Il rinvio del Festival Jazz tra favorevoli e contrari
L’AQUILA. Il rinvio del festival Jazz divide la città tra favorevoli e contrari. Ecco la riflessione inviata dalla lettrice del Centro Anna Maria Galeota. «Qualche tempo fa, durante un ricovero...
L’AQUILA. Il rinvio del festival Jazz divide la città tra favorevoli e contrari. Ecco la riflessione inviata dalla lettrice del Centro Anna Maria Galeota.

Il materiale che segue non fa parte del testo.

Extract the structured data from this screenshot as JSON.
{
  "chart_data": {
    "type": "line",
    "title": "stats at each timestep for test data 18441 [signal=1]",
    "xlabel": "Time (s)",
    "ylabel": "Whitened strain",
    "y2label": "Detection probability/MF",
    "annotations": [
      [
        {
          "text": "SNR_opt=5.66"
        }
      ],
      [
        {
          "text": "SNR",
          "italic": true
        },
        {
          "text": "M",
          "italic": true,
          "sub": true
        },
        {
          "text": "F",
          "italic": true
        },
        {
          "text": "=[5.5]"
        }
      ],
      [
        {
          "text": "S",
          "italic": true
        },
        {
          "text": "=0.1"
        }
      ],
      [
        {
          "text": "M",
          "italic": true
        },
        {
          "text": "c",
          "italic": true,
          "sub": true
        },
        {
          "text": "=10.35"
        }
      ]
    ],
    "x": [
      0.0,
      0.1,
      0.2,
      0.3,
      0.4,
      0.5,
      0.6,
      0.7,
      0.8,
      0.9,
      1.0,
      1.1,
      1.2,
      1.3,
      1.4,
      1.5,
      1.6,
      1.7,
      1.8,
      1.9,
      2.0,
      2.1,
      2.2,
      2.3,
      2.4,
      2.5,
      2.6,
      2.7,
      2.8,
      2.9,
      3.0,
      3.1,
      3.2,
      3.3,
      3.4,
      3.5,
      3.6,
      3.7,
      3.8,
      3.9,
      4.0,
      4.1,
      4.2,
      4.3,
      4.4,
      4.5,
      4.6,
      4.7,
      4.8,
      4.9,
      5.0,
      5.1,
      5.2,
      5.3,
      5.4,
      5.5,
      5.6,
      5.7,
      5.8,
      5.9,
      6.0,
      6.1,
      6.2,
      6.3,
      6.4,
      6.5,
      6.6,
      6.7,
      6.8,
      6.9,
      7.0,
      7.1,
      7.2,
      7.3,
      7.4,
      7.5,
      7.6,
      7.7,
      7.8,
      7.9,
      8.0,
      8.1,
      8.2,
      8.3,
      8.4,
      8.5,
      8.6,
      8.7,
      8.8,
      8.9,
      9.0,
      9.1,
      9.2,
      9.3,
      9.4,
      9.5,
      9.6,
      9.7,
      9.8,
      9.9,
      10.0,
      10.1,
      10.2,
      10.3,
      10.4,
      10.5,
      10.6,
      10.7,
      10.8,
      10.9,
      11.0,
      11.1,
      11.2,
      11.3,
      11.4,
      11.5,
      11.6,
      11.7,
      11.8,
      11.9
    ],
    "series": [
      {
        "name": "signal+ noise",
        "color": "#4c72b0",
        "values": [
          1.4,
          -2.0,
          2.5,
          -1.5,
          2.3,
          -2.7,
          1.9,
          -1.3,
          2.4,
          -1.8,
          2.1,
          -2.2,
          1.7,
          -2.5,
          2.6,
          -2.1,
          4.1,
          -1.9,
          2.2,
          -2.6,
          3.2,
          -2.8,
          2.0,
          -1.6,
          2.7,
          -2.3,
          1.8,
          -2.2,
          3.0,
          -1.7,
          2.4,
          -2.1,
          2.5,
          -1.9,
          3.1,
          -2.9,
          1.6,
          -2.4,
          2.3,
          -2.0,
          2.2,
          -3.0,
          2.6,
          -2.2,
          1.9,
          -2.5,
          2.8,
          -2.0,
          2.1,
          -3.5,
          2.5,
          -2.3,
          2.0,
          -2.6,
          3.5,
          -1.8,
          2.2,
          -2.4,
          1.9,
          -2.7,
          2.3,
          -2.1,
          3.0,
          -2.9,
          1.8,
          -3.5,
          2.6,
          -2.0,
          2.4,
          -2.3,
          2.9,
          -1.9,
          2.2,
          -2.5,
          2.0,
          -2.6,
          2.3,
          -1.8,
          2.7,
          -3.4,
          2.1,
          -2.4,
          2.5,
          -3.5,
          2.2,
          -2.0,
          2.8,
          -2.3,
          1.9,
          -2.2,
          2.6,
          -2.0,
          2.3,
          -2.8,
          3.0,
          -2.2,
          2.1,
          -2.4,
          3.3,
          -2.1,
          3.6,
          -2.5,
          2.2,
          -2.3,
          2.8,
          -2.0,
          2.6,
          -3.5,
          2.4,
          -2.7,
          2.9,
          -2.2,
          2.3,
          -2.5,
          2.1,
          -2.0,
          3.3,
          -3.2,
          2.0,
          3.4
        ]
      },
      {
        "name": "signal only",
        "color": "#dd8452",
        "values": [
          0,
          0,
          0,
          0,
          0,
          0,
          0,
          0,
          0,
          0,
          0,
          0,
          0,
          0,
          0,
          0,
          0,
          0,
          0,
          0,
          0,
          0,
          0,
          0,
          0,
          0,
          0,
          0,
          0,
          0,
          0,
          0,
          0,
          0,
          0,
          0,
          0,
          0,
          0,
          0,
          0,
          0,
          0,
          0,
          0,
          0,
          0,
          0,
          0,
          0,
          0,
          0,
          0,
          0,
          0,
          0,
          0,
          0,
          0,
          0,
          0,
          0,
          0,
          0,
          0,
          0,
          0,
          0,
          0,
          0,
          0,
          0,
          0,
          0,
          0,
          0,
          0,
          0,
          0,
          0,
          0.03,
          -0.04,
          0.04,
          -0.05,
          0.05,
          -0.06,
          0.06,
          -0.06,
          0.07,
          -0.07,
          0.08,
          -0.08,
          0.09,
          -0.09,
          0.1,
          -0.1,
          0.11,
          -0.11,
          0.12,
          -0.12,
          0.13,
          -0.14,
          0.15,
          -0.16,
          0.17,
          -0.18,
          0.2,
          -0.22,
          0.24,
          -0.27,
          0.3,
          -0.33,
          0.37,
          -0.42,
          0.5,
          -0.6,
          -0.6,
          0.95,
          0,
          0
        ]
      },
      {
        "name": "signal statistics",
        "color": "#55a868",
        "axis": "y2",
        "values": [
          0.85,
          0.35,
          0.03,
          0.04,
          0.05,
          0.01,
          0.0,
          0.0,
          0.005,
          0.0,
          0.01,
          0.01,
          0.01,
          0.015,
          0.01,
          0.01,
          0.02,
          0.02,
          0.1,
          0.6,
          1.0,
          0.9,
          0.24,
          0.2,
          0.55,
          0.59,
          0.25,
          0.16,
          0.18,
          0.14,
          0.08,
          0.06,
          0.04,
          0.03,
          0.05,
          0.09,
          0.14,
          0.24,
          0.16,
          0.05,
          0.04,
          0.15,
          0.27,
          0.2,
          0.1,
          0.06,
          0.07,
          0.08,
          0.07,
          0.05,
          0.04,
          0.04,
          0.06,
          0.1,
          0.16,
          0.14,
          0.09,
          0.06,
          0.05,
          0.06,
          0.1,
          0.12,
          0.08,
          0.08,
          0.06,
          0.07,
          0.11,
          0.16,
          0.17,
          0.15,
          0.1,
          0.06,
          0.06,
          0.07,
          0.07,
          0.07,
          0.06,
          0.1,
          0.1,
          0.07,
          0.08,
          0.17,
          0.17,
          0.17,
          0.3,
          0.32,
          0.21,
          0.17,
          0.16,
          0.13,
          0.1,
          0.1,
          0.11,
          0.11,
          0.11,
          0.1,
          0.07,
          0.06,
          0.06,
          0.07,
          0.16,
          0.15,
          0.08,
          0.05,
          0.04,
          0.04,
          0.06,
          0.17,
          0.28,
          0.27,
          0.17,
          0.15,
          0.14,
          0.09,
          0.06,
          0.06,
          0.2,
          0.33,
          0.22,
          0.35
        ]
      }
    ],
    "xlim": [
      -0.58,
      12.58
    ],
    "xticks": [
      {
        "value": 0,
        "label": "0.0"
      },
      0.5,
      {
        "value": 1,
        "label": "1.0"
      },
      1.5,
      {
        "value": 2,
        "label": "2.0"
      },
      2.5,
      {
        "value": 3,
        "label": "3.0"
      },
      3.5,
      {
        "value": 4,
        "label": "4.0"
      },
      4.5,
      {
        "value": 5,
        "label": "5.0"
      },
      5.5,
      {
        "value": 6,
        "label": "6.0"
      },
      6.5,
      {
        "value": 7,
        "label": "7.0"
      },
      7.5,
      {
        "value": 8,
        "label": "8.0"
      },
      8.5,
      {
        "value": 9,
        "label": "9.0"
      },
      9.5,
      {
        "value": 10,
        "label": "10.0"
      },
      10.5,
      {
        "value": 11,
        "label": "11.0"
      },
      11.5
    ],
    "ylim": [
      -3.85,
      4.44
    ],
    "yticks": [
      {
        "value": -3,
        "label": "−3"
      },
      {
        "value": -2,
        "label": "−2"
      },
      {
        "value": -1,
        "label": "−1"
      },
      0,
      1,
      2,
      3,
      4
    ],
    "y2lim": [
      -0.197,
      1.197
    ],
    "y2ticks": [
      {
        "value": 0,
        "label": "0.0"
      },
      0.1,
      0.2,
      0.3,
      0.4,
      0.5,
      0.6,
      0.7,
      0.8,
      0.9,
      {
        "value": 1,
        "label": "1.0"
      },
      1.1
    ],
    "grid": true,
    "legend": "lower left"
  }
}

«Qualche tempo fa, durante un ricovero ospedaliero di mia madre, una vecchina, ricoverata nella stessa camera, spirò. Istintivamente tutti noi presenti abbassammo la voce (era orario di visita e intorno ad ogni letto c’erano diversi familiari), ma la figlia della signora deceduta, una dottoressa, ci esorto a continuare a parlare normalmente, perché, ci disse, “il miglior modo di onorare la morte è che la vita continui normalmente”. Penso che questo spirito avrebbe dovuto animare i nostri rappresentanti istituzionali e tutti noi di fronte alla tragedia di Amatrice. La Perdonanza con tutto il suo corredo di eventi e la rassegna jazz potevano essere altrettanti segni di una città che, faticosamente e fra molte contraddizioni, riprende a vivere. Perciò per loro un auspicio ed un augurio. Questa auto-censura mi appare inutile, triste, sterile».